Bir emeklinin vaktinden önce koridorda sedye üzerinde ölmesi, birkaç yıl önce olduğu gibi artık bir haber değil, neredeyse doğal bir durum olarak kabul ediliyor. Bu normal değil. Ne sabah doktordan randevu alma telaşı ne de tedavi için neredeyse iki yıl beklemek normal.
Sağlık krizi insan yapımı bir kriz ve ülkenin kalabalık hastane koridorlarında değil, hükümet koridorlarında yaratılmış bir kriz. Basit bir nedenden ötürü bakanlar bu konuda ülke çapında acil durum ilan etmeli, çünkü acil bir durum söz konusu. Gerçekle yüzleşme konusundaki utanç verici isteksizlik bu durumu ortadan kaldırmaz. Grevlerde olduğu gibi, sağlık hizmetlerinin çökme düzeyine yaklaşması konusunda da rahatsız edici bir kendi haline bırakmışlık hissi var.
Başbakan, Sağlık Bakanı ve maliye bakanının sessizliği dikkat çekiyor. Sağlık Bakanı Steve Barclay, Twitter mesajında bizi koşmaya teşvik ediyor ve NHS’nin cep telefonları için koşu uygulamasını indirme tavsiyesinde bulunuyor. (…)
Bir sürü bahane var. Grevler durumu iyileştirmedi ama halk, sağlık görevlileri ve hemşireler bakanlara müzakere talebinde bulunurken onlar bunu reddettiğinde kimi suçlayacağını biliyor. Hükümet kaçınılmaza boyun eğip ücret teklifini artırsa grevler sona erecek - ve hayatlar kurtulacak. (…)

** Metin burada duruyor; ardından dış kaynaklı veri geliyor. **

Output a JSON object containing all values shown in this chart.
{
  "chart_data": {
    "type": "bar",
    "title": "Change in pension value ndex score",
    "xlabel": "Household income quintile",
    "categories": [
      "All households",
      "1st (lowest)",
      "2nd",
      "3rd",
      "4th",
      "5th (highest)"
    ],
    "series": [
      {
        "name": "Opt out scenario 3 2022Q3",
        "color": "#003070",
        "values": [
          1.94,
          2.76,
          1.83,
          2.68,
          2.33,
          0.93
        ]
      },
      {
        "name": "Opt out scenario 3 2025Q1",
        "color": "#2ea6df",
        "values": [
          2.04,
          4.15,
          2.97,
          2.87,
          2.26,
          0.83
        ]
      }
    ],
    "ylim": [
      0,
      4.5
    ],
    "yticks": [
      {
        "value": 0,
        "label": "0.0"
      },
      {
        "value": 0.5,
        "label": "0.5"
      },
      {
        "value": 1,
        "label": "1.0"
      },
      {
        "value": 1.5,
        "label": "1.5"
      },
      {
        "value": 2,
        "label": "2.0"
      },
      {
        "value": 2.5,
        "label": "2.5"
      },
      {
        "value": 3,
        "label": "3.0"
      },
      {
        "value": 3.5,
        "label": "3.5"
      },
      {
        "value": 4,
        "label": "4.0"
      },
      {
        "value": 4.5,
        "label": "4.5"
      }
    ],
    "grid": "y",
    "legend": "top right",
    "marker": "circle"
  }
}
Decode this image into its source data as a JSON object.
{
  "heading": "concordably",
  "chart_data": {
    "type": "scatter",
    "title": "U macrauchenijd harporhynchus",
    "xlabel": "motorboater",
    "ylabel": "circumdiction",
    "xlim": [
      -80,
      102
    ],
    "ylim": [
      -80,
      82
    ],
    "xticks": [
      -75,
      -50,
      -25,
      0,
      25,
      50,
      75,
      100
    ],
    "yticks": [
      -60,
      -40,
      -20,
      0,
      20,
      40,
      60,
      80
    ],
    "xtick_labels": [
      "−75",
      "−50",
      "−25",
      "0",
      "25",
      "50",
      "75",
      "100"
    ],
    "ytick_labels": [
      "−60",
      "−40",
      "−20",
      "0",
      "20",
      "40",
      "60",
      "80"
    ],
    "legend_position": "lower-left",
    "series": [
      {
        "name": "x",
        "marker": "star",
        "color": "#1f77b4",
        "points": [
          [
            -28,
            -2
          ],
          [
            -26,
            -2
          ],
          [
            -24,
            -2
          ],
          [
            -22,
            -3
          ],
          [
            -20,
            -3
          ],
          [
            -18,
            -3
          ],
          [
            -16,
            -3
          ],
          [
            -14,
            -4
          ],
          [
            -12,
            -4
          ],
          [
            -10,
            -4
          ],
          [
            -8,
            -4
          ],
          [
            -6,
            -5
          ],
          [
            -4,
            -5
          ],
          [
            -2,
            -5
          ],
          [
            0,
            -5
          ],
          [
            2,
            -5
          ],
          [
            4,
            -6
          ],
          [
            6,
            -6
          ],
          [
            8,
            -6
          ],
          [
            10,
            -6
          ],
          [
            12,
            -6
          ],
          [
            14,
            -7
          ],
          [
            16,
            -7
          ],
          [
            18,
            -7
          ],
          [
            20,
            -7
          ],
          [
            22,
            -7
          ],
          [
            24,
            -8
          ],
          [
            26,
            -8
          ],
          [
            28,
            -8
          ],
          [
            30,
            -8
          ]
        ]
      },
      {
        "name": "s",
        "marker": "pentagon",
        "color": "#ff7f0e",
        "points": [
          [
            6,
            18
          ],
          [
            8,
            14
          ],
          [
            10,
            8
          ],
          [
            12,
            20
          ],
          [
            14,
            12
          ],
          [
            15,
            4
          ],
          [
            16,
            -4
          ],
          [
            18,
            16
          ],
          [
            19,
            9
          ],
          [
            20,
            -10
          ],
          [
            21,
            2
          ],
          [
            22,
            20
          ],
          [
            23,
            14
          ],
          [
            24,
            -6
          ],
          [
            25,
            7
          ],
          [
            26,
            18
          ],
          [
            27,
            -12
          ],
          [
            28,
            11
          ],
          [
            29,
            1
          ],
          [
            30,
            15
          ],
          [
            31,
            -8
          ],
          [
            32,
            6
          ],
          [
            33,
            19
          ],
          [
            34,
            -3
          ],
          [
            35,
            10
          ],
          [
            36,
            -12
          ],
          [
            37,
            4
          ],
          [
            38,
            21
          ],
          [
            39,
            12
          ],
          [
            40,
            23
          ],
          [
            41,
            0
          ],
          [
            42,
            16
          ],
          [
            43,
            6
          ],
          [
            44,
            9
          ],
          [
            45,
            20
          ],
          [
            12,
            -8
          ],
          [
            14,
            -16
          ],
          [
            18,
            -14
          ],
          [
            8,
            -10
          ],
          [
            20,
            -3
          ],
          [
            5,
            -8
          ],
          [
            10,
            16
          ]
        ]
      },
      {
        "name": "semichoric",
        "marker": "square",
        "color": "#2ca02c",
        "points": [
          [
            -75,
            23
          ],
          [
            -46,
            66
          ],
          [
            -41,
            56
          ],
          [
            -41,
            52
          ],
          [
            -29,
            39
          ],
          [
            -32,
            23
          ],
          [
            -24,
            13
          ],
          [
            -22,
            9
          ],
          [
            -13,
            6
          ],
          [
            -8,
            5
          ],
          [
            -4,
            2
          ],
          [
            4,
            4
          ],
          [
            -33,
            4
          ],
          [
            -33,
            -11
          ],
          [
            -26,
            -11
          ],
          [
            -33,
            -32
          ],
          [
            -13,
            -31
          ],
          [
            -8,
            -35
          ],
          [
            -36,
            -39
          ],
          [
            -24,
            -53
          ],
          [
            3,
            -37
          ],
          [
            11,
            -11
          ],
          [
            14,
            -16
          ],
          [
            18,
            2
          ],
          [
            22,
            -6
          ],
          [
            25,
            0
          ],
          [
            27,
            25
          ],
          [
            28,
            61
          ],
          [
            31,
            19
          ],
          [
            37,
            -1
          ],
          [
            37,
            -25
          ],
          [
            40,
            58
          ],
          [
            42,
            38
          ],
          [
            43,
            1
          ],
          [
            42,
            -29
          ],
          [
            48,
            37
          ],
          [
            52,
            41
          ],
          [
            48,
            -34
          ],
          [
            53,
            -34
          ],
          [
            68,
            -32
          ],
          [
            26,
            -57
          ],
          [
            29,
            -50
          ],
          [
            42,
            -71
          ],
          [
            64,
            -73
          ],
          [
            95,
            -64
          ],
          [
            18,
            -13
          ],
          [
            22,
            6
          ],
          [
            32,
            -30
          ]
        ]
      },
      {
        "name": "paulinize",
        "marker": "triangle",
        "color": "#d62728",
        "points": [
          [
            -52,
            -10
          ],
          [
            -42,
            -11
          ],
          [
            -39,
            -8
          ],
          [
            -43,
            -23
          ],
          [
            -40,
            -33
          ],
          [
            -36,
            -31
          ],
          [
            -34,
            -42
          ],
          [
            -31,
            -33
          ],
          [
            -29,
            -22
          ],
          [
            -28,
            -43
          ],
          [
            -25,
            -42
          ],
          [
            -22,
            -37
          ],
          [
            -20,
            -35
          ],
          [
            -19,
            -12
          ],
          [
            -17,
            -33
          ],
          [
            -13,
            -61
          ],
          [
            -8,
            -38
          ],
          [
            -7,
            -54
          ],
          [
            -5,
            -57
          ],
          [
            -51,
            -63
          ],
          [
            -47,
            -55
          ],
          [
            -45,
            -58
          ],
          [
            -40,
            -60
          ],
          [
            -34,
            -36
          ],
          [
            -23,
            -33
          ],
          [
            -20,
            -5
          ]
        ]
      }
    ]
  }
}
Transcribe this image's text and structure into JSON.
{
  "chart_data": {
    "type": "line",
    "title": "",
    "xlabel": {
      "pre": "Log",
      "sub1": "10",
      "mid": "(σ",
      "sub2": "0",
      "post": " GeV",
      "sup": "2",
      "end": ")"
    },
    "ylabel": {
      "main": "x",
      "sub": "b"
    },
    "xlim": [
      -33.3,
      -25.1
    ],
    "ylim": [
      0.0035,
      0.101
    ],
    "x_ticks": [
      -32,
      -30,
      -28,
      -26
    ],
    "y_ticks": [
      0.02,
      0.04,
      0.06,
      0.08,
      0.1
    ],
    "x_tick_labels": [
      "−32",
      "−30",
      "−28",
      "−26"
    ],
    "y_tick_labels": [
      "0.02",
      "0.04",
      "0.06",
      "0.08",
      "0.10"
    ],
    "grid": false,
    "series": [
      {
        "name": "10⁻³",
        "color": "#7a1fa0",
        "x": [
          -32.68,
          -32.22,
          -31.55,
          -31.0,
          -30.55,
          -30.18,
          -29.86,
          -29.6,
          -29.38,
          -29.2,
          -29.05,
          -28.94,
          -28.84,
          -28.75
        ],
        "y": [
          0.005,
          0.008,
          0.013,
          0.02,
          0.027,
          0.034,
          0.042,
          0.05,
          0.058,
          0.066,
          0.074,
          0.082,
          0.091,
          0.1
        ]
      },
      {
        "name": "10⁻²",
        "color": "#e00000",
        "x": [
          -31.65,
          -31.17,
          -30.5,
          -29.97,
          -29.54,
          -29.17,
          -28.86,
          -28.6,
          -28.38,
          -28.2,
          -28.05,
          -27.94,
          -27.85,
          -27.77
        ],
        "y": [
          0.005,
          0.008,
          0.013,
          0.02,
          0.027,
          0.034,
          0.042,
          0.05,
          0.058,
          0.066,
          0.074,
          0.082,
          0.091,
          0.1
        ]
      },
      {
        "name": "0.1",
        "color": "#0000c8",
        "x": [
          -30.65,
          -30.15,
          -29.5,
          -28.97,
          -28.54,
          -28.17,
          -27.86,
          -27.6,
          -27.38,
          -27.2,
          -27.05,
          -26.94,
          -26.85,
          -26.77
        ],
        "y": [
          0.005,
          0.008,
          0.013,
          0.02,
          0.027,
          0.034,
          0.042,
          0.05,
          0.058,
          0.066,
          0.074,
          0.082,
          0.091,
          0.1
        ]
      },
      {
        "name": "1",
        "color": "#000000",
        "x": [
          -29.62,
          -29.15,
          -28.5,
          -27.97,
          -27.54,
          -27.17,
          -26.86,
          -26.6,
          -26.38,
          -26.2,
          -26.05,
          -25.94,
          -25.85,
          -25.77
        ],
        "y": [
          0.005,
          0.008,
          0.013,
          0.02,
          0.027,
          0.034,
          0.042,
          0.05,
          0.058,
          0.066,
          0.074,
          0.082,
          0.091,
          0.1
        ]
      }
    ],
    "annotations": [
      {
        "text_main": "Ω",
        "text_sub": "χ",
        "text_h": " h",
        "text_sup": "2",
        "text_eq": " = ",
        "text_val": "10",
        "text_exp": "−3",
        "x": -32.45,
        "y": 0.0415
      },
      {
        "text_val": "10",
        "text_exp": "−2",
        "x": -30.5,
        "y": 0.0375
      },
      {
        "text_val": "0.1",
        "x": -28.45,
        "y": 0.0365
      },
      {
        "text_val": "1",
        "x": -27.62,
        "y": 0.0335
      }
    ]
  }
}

NHS’de ulusal acil durum ilan edilmesi krizi bir gecede çözmez ama işleri yoluna koymaya başlar. Her şeyden önce yöneticiler, Brexit sonrası NHS ve sosyal bakım alanındaki personel açığının önümüzdeki aylarda nasıl giderilebileceği konusuna yoğunlaşmalı. Şu anda büyük bir nakit enjekte edilse bile servislerin ve pratisyen hekim kliniklerinin vasıflı sağlık görevlileri ihtiyacı hemen karşılanamayacaktır.
Bu, personel planlamasında uzun zamandır süren başarısızlığın sonucu (…) ve Brexit’in kısa vadeli bir maliyetidir. Biz kimi suçlayacağımızı biliyoruz ama mevcut yönetimde kimin işleri yoluna koymaya istekli ve muktedir olduğu belli değil.